Yes. Not terribly easy, but it was the only way I could figure out how to shape them to make openings for the jimping on the existing handle. I wanted little pockets cutout at each spot. Also, it was the only way I could get some of the bevels without having my sander contact the steel.


----------



## Tclem (Dec 27, 2015)

TRfromMT said:


> Yes. Not terribly easy, but it was the only way I could figure out how to shape them to make openings for the jimping on the existing handle. I wanted little pockets cutout at each spot. Also, it was the only way I could get some of the bevels without having my sander contact the steel.

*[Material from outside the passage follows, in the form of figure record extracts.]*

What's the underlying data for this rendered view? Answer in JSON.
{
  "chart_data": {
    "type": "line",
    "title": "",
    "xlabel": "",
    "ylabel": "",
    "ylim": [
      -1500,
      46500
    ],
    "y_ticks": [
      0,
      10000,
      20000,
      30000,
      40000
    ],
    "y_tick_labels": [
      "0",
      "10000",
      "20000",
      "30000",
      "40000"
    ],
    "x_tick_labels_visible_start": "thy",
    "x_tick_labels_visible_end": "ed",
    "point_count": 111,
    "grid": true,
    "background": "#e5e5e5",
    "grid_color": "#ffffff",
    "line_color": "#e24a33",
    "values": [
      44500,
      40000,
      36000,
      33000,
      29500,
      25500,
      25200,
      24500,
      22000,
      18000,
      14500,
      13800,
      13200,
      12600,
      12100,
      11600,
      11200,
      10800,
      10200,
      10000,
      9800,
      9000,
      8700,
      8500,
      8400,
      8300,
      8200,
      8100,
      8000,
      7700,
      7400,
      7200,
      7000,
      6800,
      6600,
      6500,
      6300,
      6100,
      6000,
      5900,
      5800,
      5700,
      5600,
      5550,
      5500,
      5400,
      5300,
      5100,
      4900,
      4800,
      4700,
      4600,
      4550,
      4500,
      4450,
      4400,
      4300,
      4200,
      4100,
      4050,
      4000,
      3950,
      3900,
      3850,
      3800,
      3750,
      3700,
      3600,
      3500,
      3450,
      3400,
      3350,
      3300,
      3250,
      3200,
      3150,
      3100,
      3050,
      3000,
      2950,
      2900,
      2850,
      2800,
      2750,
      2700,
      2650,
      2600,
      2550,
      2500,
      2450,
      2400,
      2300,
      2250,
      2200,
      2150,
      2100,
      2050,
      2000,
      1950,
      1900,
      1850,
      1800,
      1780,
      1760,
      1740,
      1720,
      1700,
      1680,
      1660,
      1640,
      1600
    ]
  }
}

Bevels contacting the steel is why I asked. Was fixing to say you the man if you did that in the steel. Lol. They look good


----------



## TRfromMT (Dec 27, 2015)

Tclem said:


> Bevels contacting the steel is why I asked. Was fixing to say you the man if you did that in the steel. Lol. They look good



I mostly make grips for 1911's, so making them as a matched pair, off-the-knife made the most sense to me!

Reactions: Agree 1


----------



## Strider (Dec 28, 2015)

Nice wood! the blade ain't my kind of thing, but for a first knife, it beats my knife dead. All I had was some piece of random stock iron and bay plant, soft as sponge LOL! You guys really do make it all better. You made the kydex sheath as well?


----------



## TRfromMT (Dec 28, 2015)

Thanks!
The kydex sheath came with the knife, but was basically flat the whole length. I reshaped it by holding it near the broiler element in my oven until the first inch or so was pliable. When it turned soft I inserted the knife and held it until it turned hard again. Easy, peasy...


----------



## Nature Man (Dec 28, 2015)

Handle is absolutely awesome on several levels. The koa wood is impeccable. The sleek lines of the scales compliment the blade. Can't imagine if this is your first effort what future knives will look like!!! Chuck


----------



## Molokai (Dec 28, 2015)

If this is first, i cannot wait for the second. Excellent job, and that handle shape is soooo advance, way to go.


----------



## TRfromMT (Dec 28, 2015)

Thanks, guys. Really appreciate the comments and complements!
I am already contemplating the next one... I want to get a blade (I'm just not set up to do my own blades) that has an asymmetrical grind with the cutting edge offset to one side of the blade - where one side is flat and the other side has the bevel (like a chisel). I'd like to do a complementing asymmetrical handle that centers the cutting edge back in the middle of things. Just an idea until I find the right blade and have some more hobby money or someone who makes blades wants to donate one for the cause :)

This knife making is addictive....


----------